Les autorités dominicaines, représentées par le ministère public, ont récemment pris une décision clé concernant les quatre employées de l’Institut Leonardo Da Vinci, arrêtées pour leur implication présumée dans l’homicide involontaire de la petite Haïtienne Stephora Anne-Mircie Joseph. Les procureurs ont formulé des demandes spécifiques visant à appliquer des mesures coercitives contre ces individus, notamment l’exigence d’une caution financière de 50 millions de pesos par personne. Cette somme devrait être garantie via une compagnie d’assurance spécialisée, associée à des restrictions de liberté supplémentaires, comme l’interdiction de quitter le pays sans autorisation judiciaire, la présentation régulière devant les autorités publiques et le port d’un bracelet électronique de suivi.

Les mesures visent principalement les responsables de l’institut, dont Yris del Carmen Reyes Adames, directrice administrative, Gisela Altagracia de las Mercedes González Estrella, coordinatrice générale et conseillère du corps de direction, Francisca Josefina Tavarez Vélez, conseillère, ainsi que Vilma Altagracia Vargas Morel, coordinatrice du niveau secondaire de l’établissement. Ces dernières ont été placées en détention cette semaine dans le cadre de l’enquête sur la mort tragique de Stephora, survenue à l’hacienda Los Caballos, dans la localité de Gurabo. L’incident a eu lieu lors d’une sortie scolaire organisée par l’institut le 14 novembre dernier, une excursion qui s’est soldée par des circonstances restant encore partiellement mystérieuses.

Dans un communiqué officiel, le bureau du procureur général a justifié ces mesures comme proportionnées et adéquates, fondées sur les articles juridiques pertinents. Il a rappelé que l’affaire a été classée comme homicide involontaire, une qualification correspondant à l’article 319 du Code pénal dominicain. En outre, les autorités ont souligné la possibilité d’une qualification supplémentaire en termes d’abandon et de mauvais traitements envers les mineurs, alignée sur les dispositions de l’article 351-2 du même Code. Le comportement des accusées aurait également pu violer l’article 14 de la loi 136-03, consacrée à la protection des enfants et des adolescents, selon le rapport publié par Listin Diario.
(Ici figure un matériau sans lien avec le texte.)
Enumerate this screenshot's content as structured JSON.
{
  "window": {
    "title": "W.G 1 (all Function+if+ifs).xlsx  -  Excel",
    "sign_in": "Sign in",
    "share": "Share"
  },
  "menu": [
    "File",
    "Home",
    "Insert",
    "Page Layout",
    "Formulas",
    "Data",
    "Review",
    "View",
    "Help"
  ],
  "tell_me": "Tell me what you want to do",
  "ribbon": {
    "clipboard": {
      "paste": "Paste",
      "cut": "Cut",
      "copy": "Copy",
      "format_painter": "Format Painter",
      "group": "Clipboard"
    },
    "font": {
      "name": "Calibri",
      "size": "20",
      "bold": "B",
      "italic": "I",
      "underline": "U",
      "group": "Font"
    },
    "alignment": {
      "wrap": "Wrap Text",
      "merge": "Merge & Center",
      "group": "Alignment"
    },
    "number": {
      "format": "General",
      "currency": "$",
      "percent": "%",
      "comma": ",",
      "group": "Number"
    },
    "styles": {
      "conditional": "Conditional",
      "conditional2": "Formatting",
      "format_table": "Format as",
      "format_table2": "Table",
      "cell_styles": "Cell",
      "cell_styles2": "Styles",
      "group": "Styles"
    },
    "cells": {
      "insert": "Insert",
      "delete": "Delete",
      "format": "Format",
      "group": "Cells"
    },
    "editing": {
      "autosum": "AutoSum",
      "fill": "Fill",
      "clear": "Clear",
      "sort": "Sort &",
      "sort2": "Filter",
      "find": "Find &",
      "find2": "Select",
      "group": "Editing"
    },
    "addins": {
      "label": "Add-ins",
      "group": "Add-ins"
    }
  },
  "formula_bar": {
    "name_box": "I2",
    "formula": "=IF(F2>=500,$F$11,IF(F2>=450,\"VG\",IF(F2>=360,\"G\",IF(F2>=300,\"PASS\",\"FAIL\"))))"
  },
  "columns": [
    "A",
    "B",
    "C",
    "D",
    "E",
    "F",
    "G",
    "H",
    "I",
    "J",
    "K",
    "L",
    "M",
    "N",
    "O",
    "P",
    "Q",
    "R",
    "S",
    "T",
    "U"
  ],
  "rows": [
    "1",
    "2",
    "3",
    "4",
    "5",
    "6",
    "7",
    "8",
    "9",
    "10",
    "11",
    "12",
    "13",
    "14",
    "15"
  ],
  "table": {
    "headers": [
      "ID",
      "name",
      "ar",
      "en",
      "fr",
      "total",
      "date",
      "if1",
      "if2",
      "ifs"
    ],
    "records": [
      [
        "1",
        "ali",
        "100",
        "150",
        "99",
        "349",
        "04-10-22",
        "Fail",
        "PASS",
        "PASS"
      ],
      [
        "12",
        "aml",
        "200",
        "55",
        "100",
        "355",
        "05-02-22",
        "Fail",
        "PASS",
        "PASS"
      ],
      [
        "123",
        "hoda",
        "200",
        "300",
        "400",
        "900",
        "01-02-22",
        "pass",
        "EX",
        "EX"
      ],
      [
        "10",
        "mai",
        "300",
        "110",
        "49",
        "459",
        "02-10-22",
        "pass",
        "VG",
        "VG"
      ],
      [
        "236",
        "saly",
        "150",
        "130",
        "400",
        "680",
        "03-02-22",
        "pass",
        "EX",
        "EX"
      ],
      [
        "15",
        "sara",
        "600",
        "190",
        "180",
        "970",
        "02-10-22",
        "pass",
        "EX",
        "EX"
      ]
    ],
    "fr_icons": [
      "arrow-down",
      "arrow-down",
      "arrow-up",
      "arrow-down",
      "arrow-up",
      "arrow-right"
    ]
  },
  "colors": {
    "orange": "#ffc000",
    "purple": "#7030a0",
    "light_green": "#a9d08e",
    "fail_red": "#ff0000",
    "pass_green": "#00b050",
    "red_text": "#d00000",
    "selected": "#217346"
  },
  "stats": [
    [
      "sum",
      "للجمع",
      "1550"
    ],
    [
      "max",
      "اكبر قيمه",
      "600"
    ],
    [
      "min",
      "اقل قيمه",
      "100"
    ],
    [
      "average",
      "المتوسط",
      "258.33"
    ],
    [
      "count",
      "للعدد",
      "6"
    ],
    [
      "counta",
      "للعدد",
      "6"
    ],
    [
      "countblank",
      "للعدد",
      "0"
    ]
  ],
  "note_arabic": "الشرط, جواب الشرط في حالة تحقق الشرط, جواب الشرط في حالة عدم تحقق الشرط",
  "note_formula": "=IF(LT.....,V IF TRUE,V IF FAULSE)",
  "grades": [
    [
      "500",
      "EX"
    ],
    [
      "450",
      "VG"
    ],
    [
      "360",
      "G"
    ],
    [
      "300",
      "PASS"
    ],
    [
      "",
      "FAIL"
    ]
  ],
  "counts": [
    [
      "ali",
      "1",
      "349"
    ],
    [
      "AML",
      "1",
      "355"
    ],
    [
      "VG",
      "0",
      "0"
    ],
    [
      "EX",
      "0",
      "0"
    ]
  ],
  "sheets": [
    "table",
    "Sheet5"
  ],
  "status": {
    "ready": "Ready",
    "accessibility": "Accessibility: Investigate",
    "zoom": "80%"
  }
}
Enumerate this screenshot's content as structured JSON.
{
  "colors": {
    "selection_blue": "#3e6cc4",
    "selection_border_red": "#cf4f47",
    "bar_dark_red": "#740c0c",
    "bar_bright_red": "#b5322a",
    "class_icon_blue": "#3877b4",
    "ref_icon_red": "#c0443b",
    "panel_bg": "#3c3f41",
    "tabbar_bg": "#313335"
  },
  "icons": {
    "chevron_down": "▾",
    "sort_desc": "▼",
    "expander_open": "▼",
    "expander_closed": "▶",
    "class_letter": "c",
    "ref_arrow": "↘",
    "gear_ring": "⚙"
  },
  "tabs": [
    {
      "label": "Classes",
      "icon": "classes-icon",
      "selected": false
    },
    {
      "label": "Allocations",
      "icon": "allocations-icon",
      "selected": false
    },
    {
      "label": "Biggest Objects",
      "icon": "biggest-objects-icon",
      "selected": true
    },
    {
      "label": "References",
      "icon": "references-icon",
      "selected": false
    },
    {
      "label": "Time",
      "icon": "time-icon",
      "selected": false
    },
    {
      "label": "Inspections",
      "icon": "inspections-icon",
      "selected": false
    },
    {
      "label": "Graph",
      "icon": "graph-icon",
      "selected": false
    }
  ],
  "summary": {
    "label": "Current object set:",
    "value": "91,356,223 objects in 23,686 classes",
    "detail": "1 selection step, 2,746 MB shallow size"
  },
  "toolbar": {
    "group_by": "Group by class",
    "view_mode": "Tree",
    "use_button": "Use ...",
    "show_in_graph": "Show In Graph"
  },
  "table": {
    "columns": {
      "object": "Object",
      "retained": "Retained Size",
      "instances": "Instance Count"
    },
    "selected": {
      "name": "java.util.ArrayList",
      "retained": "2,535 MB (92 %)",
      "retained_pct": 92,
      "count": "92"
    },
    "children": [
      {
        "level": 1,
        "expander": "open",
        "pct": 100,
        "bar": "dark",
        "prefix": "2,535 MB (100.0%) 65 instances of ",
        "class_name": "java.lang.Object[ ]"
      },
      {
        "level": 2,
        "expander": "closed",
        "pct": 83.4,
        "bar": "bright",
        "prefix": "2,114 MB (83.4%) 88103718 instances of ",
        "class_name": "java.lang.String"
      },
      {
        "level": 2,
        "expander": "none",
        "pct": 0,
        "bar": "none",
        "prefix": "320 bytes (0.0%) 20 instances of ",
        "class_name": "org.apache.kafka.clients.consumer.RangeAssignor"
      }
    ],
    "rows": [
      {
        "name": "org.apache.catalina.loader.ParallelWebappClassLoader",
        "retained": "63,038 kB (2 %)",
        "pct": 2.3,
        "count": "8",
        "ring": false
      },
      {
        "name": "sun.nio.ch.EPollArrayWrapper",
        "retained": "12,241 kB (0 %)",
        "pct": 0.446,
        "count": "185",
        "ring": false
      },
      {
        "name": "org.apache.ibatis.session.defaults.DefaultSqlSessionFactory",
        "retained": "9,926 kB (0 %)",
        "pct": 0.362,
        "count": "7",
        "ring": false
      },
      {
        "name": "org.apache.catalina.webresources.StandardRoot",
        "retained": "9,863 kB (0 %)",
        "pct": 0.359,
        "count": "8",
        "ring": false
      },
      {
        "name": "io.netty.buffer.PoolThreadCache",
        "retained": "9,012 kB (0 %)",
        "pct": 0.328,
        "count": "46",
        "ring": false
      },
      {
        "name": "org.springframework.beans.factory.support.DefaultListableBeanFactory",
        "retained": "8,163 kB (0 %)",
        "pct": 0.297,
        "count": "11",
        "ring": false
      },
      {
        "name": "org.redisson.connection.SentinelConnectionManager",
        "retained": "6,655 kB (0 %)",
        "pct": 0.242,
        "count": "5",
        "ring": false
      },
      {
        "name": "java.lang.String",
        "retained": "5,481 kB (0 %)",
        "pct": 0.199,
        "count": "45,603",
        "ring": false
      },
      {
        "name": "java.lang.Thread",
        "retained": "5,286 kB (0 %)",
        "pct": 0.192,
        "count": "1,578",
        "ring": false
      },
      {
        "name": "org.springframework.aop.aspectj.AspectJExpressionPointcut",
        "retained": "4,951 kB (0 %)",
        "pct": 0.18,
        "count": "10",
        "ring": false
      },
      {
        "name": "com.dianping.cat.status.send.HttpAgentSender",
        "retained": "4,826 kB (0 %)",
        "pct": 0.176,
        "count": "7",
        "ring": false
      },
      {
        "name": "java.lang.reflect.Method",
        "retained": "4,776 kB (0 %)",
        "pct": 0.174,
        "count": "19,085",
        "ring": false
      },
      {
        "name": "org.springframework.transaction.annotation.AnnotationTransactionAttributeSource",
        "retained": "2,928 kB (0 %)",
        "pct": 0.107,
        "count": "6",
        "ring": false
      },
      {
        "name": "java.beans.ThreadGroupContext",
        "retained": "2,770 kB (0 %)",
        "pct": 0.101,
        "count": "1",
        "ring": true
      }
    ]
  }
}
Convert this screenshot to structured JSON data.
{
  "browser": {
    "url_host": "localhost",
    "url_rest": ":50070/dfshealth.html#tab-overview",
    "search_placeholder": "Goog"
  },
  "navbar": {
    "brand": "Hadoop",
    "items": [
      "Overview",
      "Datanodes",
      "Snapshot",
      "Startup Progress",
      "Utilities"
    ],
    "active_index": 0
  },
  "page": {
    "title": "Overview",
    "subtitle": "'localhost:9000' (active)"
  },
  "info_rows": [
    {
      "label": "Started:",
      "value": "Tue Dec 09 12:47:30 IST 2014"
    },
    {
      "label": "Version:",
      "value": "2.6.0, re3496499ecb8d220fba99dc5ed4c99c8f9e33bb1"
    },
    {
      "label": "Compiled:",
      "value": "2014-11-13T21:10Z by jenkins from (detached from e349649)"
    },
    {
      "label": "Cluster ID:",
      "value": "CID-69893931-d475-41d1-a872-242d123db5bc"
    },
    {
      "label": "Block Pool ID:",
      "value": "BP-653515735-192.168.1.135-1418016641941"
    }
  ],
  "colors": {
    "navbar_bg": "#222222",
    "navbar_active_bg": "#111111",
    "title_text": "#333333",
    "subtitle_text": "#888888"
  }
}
L’enquête, désormais en charge des procureurs adjoints Wilson Camacho et Olga Diná Llaverías, repose sur les directives des services compétents, à savoir la Direction générale de la poursuite du ministère public et la Direction nationale des enfants, des adolescents et de la famille (Dinnaf). Ces deux instances, spécialisées dans les affaires touchant aux mineurs, supervisent activement les investigations en cours, tout en collaborant avec les forces de l’ordre et les autorités éducatives.

Les autorités dominicaines ont insisté sur l’importance d’une approche rigoureuse pour établir la vérité sur les circonstances de la mort de Stephora, tout en rappelant l’engagement du système judiciaire à respecter les principes de justice et de transparence. Les prochaines étapes légales concernant les accusées, ainsi que l’opportunité de leur comparution en justice, restent à déterminer, tout comme les responsabilités éventuelles de l’institut dans cette affaire.